Pursuant to a placement agent agreement (the “Placement Agent Agreement”) with the placement agent for the offering of the Units (the “Placement Agent”), at the closing of the sale of the Units the Company paid the Placement Agent, as a commission, an amount equal to 10% of the aggregate sales price of the Units, plus a non-accountable expense allowance equal to 3% of the aggregate sales price of the Units.  In addition, pursuant to the Placement Agent Agreement, the Company is required to issue to the Placement Agent: (a) 5 year warrants to purchase up to 10,889 shares of Common Stock at an exercise price of $4.50 per share (b) 5 year warrants to purchase up to 5,444 shares of Common Stock at an exercise price of $5.75 per share and (C) 5 year warrants to purchase up to 5,444 shares of Common Stock at an exercise price of $7.75 per share.
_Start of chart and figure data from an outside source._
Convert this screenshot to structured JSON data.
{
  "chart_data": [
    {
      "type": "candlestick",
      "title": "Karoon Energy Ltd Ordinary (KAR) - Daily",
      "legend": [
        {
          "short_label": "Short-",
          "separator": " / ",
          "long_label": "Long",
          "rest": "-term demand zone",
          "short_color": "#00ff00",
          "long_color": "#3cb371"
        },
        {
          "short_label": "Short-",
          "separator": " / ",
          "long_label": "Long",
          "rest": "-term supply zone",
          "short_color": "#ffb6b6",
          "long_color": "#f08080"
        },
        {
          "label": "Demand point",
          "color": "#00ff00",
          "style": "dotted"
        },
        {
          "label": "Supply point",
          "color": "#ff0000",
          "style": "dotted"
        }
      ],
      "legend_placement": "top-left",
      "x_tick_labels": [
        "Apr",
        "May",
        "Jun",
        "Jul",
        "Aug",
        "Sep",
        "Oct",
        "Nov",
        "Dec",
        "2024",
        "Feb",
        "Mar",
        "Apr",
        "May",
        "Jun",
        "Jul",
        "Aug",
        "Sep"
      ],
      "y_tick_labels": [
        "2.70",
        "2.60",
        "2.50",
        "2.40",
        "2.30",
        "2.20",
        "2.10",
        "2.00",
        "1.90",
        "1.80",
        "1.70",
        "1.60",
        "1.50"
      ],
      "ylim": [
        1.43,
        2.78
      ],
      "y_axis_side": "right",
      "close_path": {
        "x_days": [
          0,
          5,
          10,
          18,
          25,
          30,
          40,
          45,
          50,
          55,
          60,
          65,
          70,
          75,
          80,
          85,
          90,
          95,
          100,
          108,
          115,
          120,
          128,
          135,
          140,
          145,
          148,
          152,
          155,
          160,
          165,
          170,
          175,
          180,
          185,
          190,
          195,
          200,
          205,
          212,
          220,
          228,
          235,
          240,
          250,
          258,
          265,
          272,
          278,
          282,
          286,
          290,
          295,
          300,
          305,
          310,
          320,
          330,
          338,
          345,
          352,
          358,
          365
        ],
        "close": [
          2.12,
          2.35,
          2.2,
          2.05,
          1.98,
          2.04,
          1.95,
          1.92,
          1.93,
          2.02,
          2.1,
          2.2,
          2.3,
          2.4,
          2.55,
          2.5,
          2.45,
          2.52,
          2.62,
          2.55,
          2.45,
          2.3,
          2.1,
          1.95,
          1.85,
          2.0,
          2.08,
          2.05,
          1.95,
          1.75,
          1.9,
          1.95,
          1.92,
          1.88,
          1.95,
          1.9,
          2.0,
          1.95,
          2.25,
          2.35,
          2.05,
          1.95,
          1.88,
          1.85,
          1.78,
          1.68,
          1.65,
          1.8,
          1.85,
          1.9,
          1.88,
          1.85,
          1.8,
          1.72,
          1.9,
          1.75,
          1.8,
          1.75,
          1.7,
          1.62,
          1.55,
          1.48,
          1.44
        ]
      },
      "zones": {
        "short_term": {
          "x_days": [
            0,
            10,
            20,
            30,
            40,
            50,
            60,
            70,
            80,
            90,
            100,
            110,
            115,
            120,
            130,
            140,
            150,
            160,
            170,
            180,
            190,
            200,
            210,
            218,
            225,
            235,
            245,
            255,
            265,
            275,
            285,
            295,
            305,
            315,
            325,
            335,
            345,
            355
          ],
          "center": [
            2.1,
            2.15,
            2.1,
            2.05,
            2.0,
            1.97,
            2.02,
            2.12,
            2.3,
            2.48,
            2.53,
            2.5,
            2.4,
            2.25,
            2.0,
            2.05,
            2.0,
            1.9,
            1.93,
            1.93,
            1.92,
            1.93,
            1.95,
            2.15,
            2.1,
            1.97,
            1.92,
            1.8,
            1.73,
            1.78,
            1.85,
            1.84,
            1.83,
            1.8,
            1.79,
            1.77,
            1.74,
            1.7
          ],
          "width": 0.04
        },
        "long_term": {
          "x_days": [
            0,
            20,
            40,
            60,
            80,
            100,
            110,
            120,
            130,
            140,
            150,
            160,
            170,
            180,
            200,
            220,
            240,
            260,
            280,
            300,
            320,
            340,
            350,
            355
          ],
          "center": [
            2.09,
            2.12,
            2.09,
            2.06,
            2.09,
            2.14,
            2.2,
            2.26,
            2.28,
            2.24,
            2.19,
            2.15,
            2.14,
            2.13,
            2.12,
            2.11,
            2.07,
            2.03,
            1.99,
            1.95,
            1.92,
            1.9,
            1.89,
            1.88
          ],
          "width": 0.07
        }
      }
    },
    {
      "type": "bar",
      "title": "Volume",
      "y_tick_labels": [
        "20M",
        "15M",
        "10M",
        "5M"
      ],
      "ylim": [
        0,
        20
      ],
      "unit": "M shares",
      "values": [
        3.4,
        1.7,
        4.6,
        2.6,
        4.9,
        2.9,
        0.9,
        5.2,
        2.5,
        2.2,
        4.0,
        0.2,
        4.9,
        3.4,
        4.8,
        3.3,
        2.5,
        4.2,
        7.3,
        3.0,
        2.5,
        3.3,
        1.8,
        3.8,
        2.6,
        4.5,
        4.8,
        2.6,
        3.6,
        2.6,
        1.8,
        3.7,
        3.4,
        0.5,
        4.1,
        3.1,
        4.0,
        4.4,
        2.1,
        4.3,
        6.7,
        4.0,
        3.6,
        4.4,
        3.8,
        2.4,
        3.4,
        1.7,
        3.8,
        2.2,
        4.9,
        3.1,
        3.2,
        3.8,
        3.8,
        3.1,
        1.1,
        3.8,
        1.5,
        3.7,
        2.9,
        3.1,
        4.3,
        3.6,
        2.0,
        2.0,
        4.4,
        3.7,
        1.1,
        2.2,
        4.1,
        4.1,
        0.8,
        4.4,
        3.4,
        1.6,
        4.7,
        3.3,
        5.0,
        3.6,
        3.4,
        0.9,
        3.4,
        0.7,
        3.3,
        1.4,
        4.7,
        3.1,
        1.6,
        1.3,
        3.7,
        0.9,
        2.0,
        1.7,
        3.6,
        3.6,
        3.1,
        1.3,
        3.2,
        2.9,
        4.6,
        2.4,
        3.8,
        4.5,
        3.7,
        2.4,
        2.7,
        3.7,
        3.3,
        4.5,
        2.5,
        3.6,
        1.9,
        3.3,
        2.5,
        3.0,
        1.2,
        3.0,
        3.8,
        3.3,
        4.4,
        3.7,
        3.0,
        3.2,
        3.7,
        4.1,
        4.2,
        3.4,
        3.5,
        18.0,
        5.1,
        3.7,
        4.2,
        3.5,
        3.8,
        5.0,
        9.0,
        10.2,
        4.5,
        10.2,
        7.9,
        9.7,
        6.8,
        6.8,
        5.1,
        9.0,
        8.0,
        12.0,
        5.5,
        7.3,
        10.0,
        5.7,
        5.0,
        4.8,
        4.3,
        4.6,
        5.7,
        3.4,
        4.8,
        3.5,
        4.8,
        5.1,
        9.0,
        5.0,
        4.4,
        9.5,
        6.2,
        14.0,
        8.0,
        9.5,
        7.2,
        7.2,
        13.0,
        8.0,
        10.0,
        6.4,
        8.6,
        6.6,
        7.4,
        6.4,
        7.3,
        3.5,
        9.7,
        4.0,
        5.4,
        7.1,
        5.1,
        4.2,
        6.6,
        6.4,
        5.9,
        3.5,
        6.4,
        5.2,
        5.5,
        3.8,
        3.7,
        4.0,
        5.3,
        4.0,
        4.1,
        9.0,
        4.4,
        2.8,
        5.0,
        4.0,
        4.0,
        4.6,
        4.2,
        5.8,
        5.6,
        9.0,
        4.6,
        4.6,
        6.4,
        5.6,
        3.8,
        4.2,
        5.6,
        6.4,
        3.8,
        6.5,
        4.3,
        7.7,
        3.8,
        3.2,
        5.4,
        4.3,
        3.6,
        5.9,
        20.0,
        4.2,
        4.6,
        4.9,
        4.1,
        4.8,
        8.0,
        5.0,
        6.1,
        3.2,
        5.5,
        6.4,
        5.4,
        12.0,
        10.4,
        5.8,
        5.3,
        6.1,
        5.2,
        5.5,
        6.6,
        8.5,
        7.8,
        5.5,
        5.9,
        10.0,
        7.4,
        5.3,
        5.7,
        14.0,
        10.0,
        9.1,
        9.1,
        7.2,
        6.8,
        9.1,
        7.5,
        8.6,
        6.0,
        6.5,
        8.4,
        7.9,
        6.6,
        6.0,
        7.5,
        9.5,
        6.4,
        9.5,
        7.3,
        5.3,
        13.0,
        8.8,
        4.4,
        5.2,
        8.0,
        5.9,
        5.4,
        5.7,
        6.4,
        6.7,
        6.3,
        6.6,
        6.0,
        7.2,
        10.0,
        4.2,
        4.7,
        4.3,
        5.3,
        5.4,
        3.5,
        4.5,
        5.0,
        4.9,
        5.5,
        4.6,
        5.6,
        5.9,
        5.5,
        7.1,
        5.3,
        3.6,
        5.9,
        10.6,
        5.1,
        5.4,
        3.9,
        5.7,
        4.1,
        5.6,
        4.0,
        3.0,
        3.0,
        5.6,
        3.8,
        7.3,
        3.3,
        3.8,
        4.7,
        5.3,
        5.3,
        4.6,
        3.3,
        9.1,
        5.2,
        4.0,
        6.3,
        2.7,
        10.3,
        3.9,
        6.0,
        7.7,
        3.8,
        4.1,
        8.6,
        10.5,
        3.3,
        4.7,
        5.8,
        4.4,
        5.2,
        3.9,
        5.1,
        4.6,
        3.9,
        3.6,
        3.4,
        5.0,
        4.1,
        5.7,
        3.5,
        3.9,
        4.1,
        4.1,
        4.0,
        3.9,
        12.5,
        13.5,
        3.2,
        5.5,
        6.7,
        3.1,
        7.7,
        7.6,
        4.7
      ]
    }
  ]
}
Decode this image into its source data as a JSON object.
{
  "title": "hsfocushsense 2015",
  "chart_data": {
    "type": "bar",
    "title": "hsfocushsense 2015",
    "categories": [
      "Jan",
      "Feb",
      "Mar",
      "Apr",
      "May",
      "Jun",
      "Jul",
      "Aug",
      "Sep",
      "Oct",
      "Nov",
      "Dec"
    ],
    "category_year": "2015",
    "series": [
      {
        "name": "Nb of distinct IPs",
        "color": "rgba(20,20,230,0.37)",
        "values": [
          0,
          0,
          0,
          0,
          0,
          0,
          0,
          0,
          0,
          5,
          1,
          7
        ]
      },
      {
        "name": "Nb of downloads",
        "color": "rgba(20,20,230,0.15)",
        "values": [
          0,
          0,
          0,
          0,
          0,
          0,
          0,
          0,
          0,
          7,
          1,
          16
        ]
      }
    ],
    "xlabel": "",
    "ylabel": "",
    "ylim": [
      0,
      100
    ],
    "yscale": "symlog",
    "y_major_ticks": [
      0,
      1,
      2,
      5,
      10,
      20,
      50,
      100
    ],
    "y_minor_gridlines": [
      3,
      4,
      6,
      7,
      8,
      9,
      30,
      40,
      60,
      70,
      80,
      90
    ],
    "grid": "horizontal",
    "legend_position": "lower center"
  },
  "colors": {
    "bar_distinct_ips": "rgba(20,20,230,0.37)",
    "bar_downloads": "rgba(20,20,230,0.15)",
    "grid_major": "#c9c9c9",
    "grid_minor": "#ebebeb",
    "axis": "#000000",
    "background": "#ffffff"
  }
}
The terms of the Placement Agent warrants will be substantially similar to the Warrants except that the Placement
Agent warrants will also be exercisable on a cashless basis and will include full ratchet anti-dilution protection.
C.
On March 1, 2018, Integrity Applications, Inc., a Delaware corporation (the “Company”), entered into a Securities Purchase Agreement (the “Purchase Agreement”) with certain accredited investors (the “Purchasers”) pursuant to which, on March 2, 2018, the Company issued to

 
Purchasers an aggregate of  311,112 units of the Company (each a “Unit” and, collectively, the “Units”), each consisting of (a) one share (collectively, the “Shares”) of the Company’s common stock, par value $0.001 per share (the “Common Stock”), (b) a five year warrant to purchase, at an exercise price of $4.50 per share, one share of Common Stock (collectively, the “Series D-1 Warrants”), (c) a five year warrant to purchase, at an exercise price of $5.75 per share, one share of Common Stock (collectively, the “Series D-2 Warrants”), and (d) a five year warrant to purchase, at an exercise price of $7.75 per share, one share of Common Stock (collectively, the “Series D-3 Warrants”, and together with the Series D-1 Warrants and Series D‑2 Warrants, the “Warrants”).  The Company received aggregate gross proceeds of $1,400,000 from the sale of the Units pursuant to the Purchase Agreement.
 
Pursuant to a placement agent agreement (the “Placement Agent Agreement”) with the placement agent for the offering of the Units (the “Placement Agent”), at the closing of the sale of the Units the Company paid the Placement Agent, as a commission, an amount equal to 10% of the aggregate sales price of the Units, plus a non-accountable expense allowance equal to 3% of the aggregate sales price of the Units.  In addition, pursuant to the Placement Agent Agreement, the Company is required to issue to the Placement Agent: (a) 5 year warrants to purchase up to 62,222 shares of Common Stock at an exercise price of $4.50 per share (b) 5 year warrants to purchase up to 31,111 shares of Common Stock at an exercise price of $5.75 per share and (C) 5 year warrants to purchase up to 31,111 shares of Common Stock at an exercise price of $7.75 per share.  The terms of the Placement Agent warrants will be substantially similar to the Warrants except that the Placement Agent warrants will also be exercisable on a cashless basis and will include full ratchet anti-dilution protection.
 
D.
On April 7, 2017, the Board approved an amendment to the 2010 Incentive Compensation Plan of the Company (the “Plan”) to increase the number of shares of the Company’s Common Stock reserved for issuance under the Plan from 1,000,000 shares to 5,625,000 shares. On February 15, 2018, the Board approved another amendment to the Plan to further increase the number of shares of common stock reserved for issuance under the Plan to 7,000,000 shares. On March 23, 2018, stockholders of the Company approved the two amendments to the Plan adopted by the Board as of April 7, 2017 and February 15, 2018.